There is scarce information on the natural history of gonadal function of testicular disorders/differences of sex development (T-DSD) and ovotesticular DSD (OT-DSD).

Objective

To evaluate gonadal outcome in a large cohort of cases of T-DSD and OT-DSD.

Methods

A total of 29 cases of T-DSD and 32 cases of OT-DSD were identified from 20 centers across 13 countries in the I-DSD Registry.

Results

Male registration at birth occurred in 24 (83%) and 18 (56%) cases of T-DSD and OT-DSD, respectively. Of 42 cases registered as male, there were no cases of sex reassignment, while of 17 cases registered as female, 2 cases of T-DSD were reassigned within the first year of life.

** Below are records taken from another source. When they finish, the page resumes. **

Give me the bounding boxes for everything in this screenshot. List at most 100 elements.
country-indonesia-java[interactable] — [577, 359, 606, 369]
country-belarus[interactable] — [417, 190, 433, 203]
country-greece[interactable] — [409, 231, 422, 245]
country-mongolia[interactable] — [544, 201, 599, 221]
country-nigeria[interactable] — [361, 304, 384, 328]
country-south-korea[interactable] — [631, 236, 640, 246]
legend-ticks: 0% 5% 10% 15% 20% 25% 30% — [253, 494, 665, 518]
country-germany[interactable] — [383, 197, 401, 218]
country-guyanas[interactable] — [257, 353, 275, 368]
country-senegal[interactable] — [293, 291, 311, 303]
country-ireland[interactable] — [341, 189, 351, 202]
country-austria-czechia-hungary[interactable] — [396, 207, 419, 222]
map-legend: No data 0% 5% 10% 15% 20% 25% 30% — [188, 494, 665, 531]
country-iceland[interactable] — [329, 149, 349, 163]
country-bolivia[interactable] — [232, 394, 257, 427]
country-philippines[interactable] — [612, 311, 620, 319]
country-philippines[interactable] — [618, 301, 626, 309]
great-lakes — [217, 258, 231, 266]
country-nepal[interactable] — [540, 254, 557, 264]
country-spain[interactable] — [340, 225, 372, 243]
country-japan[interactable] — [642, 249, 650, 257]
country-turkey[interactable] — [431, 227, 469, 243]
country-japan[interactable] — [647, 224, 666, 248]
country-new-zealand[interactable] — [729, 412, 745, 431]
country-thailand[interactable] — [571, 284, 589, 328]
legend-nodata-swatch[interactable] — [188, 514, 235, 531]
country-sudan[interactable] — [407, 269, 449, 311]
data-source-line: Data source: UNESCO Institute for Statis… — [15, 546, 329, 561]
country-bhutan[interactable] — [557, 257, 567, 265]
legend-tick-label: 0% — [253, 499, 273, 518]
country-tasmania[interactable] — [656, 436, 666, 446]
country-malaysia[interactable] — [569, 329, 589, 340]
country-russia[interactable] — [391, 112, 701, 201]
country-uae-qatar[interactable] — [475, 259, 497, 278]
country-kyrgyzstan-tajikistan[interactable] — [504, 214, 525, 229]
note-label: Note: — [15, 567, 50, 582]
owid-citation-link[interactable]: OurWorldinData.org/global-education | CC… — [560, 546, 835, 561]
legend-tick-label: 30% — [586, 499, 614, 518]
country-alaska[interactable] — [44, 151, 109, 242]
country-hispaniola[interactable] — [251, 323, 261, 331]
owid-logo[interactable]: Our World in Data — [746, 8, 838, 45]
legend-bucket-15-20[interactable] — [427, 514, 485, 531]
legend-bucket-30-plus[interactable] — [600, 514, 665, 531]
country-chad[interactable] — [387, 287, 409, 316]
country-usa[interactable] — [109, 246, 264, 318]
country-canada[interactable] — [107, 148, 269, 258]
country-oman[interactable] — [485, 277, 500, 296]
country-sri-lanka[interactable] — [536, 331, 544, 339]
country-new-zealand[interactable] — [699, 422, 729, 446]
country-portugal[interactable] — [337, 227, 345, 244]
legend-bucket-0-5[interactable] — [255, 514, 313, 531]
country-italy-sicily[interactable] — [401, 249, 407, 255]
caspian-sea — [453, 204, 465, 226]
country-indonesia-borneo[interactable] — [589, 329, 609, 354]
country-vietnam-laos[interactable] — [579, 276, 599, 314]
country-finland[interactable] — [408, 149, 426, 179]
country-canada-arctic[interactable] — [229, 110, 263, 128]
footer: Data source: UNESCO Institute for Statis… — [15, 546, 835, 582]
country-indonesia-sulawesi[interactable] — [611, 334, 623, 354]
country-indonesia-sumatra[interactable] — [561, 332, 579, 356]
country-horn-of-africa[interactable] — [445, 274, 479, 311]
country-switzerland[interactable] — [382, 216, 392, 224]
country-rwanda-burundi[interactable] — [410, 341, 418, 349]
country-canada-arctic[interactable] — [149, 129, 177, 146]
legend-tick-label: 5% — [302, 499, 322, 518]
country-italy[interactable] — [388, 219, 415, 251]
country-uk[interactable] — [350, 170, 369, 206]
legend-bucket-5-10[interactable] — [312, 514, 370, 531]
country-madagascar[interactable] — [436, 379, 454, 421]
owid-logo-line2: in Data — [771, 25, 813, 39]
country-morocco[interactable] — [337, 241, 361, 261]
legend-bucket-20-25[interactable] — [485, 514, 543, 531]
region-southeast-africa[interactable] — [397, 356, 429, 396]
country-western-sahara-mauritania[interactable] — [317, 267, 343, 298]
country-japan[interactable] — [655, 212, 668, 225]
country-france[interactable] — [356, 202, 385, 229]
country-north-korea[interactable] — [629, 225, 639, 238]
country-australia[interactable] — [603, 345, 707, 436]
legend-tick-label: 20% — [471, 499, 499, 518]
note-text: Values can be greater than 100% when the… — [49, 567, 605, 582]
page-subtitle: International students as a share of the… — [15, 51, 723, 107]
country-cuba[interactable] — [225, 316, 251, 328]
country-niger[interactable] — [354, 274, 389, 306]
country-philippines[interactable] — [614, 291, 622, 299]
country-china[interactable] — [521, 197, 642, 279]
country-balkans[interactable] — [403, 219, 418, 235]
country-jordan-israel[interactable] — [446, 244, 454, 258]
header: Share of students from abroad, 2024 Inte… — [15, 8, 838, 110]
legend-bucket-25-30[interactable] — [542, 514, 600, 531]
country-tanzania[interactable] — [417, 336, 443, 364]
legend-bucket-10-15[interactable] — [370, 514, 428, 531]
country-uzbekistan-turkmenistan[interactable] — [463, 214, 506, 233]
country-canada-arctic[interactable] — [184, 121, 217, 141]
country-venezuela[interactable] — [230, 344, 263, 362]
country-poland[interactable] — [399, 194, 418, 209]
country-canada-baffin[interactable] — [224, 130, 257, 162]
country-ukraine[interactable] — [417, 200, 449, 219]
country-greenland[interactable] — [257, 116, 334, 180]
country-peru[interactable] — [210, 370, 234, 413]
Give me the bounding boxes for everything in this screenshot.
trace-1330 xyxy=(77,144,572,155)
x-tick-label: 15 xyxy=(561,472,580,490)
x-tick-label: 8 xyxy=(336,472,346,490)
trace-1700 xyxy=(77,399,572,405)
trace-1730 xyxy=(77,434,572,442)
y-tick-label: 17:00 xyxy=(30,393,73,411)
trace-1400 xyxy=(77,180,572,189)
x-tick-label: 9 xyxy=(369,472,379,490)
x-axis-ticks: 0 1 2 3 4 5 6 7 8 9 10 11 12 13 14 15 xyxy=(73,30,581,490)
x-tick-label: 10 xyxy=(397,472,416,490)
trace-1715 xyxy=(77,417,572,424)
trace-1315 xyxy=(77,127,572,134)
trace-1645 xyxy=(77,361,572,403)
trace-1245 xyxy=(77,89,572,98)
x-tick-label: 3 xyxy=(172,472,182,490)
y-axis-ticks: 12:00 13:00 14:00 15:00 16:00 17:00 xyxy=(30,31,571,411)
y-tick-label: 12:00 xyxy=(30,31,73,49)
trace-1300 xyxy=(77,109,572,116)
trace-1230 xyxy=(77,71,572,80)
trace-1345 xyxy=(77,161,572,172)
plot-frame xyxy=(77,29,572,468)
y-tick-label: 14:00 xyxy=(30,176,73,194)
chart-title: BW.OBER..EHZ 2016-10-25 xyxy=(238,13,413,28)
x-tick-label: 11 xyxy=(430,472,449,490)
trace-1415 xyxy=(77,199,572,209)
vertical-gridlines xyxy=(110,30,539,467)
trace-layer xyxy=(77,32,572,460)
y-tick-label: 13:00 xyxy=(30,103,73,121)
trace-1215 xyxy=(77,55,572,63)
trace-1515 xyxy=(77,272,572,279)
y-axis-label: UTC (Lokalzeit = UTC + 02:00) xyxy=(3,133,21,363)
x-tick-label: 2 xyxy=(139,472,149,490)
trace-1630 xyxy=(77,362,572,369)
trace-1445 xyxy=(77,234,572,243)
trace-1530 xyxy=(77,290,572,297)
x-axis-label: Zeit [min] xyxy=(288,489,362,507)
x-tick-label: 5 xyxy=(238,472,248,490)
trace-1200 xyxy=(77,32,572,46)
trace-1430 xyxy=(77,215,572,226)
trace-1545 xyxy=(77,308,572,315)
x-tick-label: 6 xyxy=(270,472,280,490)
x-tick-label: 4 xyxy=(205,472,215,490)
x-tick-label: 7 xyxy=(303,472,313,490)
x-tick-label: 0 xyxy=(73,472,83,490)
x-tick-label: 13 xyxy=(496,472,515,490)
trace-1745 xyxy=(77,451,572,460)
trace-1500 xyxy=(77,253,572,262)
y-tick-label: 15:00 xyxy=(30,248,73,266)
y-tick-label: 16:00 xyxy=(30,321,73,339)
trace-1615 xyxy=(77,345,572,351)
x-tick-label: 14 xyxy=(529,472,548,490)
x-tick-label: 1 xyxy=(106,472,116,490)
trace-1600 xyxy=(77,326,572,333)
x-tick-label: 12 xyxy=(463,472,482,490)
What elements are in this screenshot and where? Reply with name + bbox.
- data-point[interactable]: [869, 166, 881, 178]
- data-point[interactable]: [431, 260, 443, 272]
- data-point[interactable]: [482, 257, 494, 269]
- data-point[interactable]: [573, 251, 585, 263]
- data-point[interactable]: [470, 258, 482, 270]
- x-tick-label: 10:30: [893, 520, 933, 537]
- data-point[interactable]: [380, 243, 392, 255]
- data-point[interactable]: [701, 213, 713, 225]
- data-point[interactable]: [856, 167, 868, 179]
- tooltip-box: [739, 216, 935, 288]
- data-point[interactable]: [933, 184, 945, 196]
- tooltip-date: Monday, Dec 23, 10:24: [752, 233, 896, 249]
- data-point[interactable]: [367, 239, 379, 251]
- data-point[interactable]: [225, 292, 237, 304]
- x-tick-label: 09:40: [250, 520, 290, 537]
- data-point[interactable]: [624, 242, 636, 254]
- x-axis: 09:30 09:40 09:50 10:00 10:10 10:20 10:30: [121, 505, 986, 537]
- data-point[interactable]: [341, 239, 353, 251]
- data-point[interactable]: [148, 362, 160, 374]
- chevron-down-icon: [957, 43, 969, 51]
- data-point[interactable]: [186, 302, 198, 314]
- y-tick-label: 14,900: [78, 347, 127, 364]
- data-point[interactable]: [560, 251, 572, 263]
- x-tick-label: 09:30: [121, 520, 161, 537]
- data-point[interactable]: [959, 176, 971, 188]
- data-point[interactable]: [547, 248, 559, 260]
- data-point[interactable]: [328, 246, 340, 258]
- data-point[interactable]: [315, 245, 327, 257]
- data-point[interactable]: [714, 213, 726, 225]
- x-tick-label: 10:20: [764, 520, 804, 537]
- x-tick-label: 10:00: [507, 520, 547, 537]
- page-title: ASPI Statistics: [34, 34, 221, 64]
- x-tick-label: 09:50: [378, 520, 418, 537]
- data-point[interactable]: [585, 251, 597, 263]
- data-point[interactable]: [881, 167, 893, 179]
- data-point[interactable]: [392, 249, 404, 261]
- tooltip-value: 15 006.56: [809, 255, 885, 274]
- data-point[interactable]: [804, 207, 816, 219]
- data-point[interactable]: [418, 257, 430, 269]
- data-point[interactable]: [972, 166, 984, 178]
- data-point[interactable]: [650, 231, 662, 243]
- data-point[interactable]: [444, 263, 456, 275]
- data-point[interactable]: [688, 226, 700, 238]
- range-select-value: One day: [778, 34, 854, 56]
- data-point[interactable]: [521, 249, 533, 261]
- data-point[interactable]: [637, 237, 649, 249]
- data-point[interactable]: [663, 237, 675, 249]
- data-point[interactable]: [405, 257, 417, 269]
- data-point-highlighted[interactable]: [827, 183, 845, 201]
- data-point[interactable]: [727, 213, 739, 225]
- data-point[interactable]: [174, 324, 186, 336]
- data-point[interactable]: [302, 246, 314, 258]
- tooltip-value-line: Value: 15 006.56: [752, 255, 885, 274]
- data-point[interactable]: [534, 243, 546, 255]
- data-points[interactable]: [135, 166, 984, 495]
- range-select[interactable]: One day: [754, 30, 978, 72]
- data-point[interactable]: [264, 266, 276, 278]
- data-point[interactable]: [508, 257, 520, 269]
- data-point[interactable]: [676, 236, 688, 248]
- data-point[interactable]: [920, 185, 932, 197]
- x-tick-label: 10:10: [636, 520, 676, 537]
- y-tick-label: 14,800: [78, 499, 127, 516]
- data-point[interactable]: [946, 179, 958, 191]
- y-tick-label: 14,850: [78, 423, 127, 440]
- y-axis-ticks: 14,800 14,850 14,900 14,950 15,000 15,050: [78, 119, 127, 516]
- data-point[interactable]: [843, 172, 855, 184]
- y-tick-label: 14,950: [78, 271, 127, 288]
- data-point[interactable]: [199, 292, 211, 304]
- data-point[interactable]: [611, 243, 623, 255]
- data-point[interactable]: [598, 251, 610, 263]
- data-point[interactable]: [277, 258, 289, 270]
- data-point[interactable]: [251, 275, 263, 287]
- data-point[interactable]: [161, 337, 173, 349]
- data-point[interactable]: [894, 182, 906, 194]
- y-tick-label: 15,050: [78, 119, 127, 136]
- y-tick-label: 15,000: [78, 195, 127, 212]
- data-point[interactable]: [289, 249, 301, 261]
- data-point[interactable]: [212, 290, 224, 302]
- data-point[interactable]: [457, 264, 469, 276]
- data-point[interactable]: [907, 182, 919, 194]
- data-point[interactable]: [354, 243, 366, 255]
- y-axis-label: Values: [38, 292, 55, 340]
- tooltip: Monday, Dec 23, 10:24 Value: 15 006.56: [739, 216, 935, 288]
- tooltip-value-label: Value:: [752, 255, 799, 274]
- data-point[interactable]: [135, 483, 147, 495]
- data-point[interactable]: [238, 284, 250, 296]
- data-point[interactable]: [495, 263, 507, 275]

In male infants, stretched penile length (SPL) was <5th centile in 11/15 (73%) and similar in T-DSD and OT-DSD. However, in adolescence, median SPL in boys with OT-DSD (n, 5) and T-DSD (n, 4) was 5 cm (4.8, 7.5) and 9.5 cm (7.5, 12.5), respectively (P < .05). Of the 14 male and 4 female individuals who were aged >14 years, 7 (50%) and 2 (50%), respectively, had spontaneous puberty. In 8/9 (89%) male and 1/2 (50%) female adolescents and adults, serum gonadotropins were above reference range. However, in 8/9 (89%) males, serum testosterone was within the reference range. In 34 cases with available data, gonadal tumors had not been reported at a median age of 11.3 years (1 month, 35.5 years).

Conclusion

In young adulthood, biochemical evidence of primary gonadal insufficiency is present in the majority of males and females with T-DSD and OT-DSD. In males with OT-DSD, micropenis may persist in young adulthood despite normal testosterone concentration.